Between 2019 and 2022, Medavie saw a 23.3 per cent increase in per capita claims spend among its block of business for chronic disease. According to the 2023 Benefits Canada Healthcare Survey, 54 per cent of Canadian plan members live with at least one diagnosed chronic health condition, with mental-health conditions, arthritis and high cholesterol the three most common conditions.
Medavie’s internal data found that biologics for autoimmune diseases was the top therapeutic category in 2022 (20.2 per cent of eligible claims), followed by diabetes (12.4 per cent), respiratory (5.7 per cent) and antidepressants (5.2 per cent).
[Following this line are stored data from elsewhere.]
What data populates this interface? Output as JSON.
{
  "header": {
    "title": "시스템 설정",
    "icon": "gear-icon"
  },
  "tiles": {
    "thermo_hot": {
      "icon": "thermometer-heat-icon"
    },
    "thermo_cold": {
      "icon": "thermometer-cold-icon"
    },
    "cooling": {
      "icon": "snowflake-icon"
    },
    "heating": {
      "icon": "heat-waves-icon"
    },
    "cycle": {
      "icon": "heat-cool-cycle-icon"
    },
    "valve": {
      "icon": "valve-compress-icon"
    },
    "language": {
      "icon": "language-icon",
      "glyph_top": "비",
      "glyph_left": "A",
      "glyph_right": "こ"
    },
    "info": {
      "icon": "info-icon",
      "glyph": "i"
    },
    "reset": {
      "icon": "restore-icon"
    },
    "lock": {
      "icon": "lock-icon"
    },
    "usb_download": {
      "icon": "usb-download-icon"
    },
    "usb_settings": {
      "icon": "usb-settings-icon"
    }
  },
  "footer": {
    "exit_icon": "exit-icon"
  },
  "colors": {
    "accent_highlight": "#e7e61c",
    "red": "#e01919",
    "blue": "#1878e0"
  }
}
However, diabetes was the top trend driver in 2022, at a 2.1 per cent increase over 2021, due to a significant increase in Ozempic prescriptions, while biologics only increased by 0.9 per cent. Attention deficit hyperactivity disorder drugs, meanwhile, had the fastest growth in terms of number of claimants in 2022.
Dugal said plan members with diabetes don’t just tend to have a higher annual drug spend, they’re also more likely to have additional health conditions that require medication. Among plan members with diabetes, 66 per cent also used cardiac medication (compared to 26.7 per cent of plan members without diabetes), 64 per cent used cholesterol-lowering medication (versus 16.9 per cent without diabetes) and 35 per cent used gastrointestinal medication (compared to 22 per cent without diabetes).
While drug spend for chronic diseases make up a significant portion of plan sponsors’ benefit spend, managing cost constraints isn’t as simple as shifting money away from other elements of the plan, as benefits like massage or vision are highly appreciated and well-used by employees.
“If I’m an employer, I need to think of many different things when tying to find the right design for my benefits plan,” she said, noting employers have to balance benefits costs against the recruitment and retention boost of a good benefits plan as well as absence management and productivity concerns.
A more holistic, prevention-forward approach is necessary to managing chronic diseases within the plan. This can include coverage for connected devices like blood glucose meters, educational materials for plan members and access to health-care professionals like health coaches through virtual care platforms and chronic disease management programs at pharmacies.
When looking at their drug plans, it’s important for plan sponsors to consider a cost-sharing component, managed formulary, generic substitution and biosimilar policies, prior authorization and leveraging a preferred pharmacy network to reduce dispensing fees.
There are also additional plan management features that employers can consider, which she said could lead to some of the most impactful changes. A step therapy program requires first-line treatments to try and fail, be upgraded or have additional therapies added before moving on to a more expensive therapeutic approach. Keeping a single level of copay for the plan can make a step therapy program “quite easy” to implement, she said, and technology can help to automate those reviews.
Using the same principle, a tiered formulary can ensure plan members start on a less costly drug first and, if it doesn’t work, they can upgrade to a more expensive one. A maximum allowable cost approach groups together drugs that treat the same conditions but are at different price points, “and then you can have access to more therapies on your formulary while limiting your cost to a reference price you have selected,” she said.